Mind and Body

A celebration of recovery

The Blessing Way celebrates the opening of the its recovery housing for women and their children

Photo by Richard Asinof

Danielle and her son at the celebration of the opening of The Blessing Way in Portsmouth.

By Richard Asinof
Posted 5/20/19
The Blessing Way in Portsmouth, a newly certified recovery house, offers a place to live for women in recovery and their young children, blending services around recovery, treatment and counseling, helping mothers with young kids embrace a lifestyle of recovery and health living.
When will the state consider investing in this model to replicate it in other cities and towns in Rhode Island?

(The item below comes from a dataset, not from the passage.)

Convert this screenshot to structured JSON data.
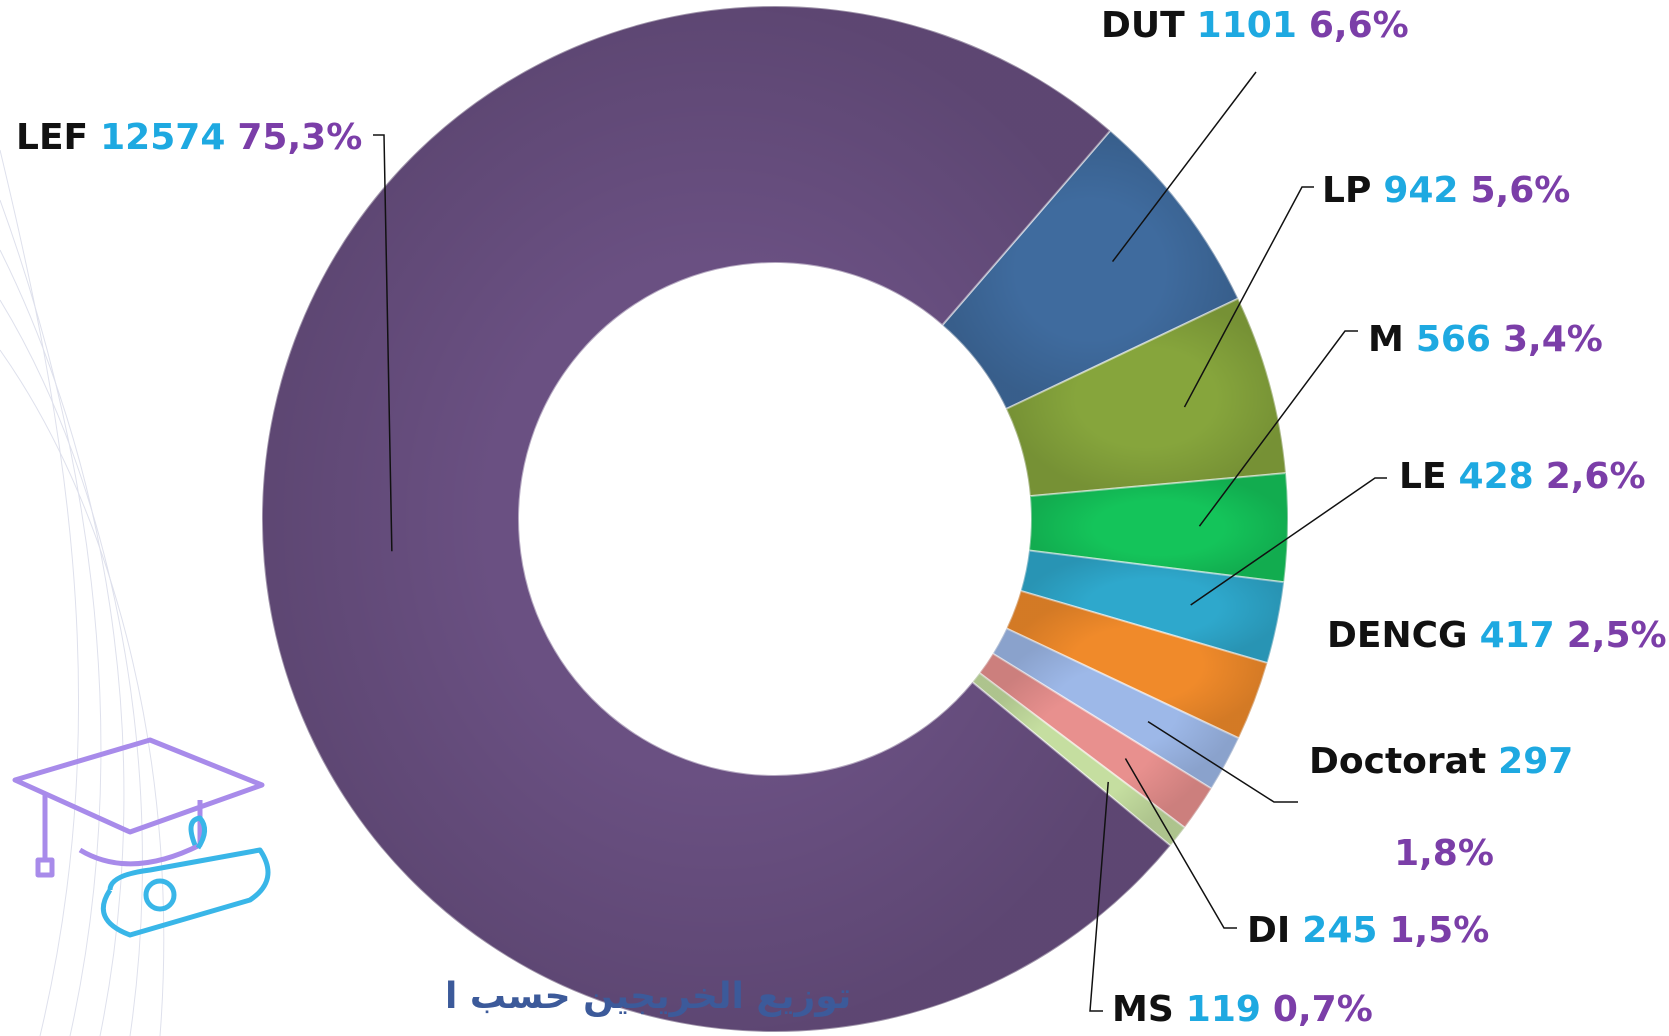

How does the recovery housing for young mothers and their children provide recognition that the needs of women and men in recovery are different?
After the event, driving down East Main Road to Newport to visit the new home of Innovate Newport, ConvergenceRI had a chance to reflect on what he had just witnessed: a sense of hope and confidence being reborn, with the focus on creating a safe, secure place to live. For all the talk about invigorating innovation, promoting health care, improving education and spurring job creation, all too often the missing ingredient was a sense of belonging and connectedness, a human enterprise.

PORTSMOUTH – There were no TV cameras or radio microphones in attendance. The stars of the show took center stage before the actual speaking program began, as the four of kids residing in the shelter performed an impromptu boogie to the music being played, encouraged by their moms.

It was a confident, spontaneous response to the moment, in which mothers and their children could feel safe, confident and secure, capturing the importance of the opening of The Blessing Way, a division of Trinity Village, in Portsmouth. [See link below to ConvergenceRI story, “A safe place to call home for moms and their kids in recovery.”]

There were numerous speakers, including Tom Coderre, senior advisor to Gov. Gina Raimondo and co-chair of the Governor’s Task Force on Overdose Prevention and Intervention, who spoke about celebrating 16 years in recovery on May 15. “Recovery is possible for everyone,” Coderre said, citing the fact that there were now some 23.5 million people in recovery in the U.S.

More importantly, perhaps, Coderre continued, was the model being developed by The Blessing Way “could be replicated” elsewhere in Rhode Island, providing a road map for the state to follow.

One of the keys, Coderre said, was providing those in recovery with the opportunity to regain their own confidence. He also praised the efforts of Holly Cekala, chief operating officer for Trinity Healthy Living and the director of development for The Blessing Way.

George O’Toole, the new executive director of The Blessing Way recovery home for women and their children, also spoke about his personal journey in recovery, and the influence that Jim Gillen, a recovery community advocate, had had on his decision-making to find a better future.

But the soft-spoken star of the ceremony was Danielle, 26 years old, in recovery from substance use and an abusive relationship, who talked about the importance of the community of women living in the recovery housing as building a supportive environment where she could rediscover her own confidence.

With The Blessing Way, Danielle said, she and her young son, a year and half, had found a community where she was welcome, where she felt at home, where she could belong, a place where she could begin to create her own future success story and believe in herself.